The fate of artists is to be outlived by their creative legacies. The tragedy of Brendan Scanlon, the Chicago artist and Madison native known by his street-artist alias of SOLVE, is that he was murdered before he could leave a more complete artistic bequest. This is the takeaway from the current retrospective of his work, on view through October 9, in the Ray Edwards Gallery at Madison East High School.
A 2002 graduate of East, Scanlon had gone on to study at the Illinois Institute of Art. Pursuing a professional career as a graphic designer for a Chicago marketing firm, he also drew attention as a prolific and inventive Windy City street artist until his stabbing death in June 2008.
On display from 8 a.m. to 4 p.m. Mondays through Fridays, the retrospective suggests the relentless enormity of his talent across a variety of media, and some probability that he was destined to join the ranks of such renowned street artists as Banksy, Basquiat, Haring, Solveig and Quinones. Visitors to the exhibit are asked to check in at the school's welcome center.

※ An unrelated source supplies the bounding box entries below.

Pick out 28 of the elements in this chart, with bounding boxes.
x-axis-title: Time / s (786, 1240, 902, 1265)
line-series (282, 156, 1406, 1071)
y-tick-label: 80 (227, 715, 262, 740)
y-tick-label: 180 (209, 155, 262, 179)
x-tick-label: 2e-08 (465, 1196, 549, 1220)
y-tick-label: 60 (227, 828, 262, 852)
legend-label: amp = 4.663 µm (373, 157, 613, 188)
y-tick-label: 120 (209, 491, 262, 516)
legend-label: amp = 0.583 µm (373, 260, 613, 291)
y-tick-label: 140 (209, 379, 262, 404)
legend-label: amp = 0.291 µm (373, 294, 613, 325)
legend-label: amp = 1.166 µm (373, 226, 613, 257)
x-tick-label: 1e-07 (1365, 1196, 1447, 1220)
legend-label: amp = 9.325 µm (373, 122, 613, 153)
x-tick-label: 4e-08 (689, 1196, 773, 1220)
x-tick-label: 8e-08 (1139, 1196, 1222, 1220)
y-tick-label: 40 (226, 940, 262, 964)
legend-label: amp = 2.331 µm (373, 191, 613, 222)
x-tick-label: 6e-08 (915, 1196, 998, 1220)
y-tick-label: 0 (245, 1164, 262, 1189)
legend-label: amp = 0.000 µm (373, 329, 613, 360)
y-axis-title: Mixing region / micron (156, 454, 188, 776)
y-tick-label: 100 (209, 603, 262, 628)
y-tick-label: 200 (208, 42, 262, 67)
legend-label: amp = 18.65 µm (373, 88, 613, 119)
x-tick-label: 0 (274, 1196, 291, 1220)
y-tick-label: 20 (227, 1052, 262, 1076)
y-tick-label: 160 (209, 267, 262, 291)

If a few of these works appear hasty, most convey a disciplined command of both concept and execution. In recognizing that all the works in this retrospective were done by an artist who died at 24, the viewer confronts all that has been lost -- all the unknowable art SOLVE might have produced across the span of four or five more decades, all the bold concepts and intriguing media he might have explored if a knife had not cut short his life and its creative impulse.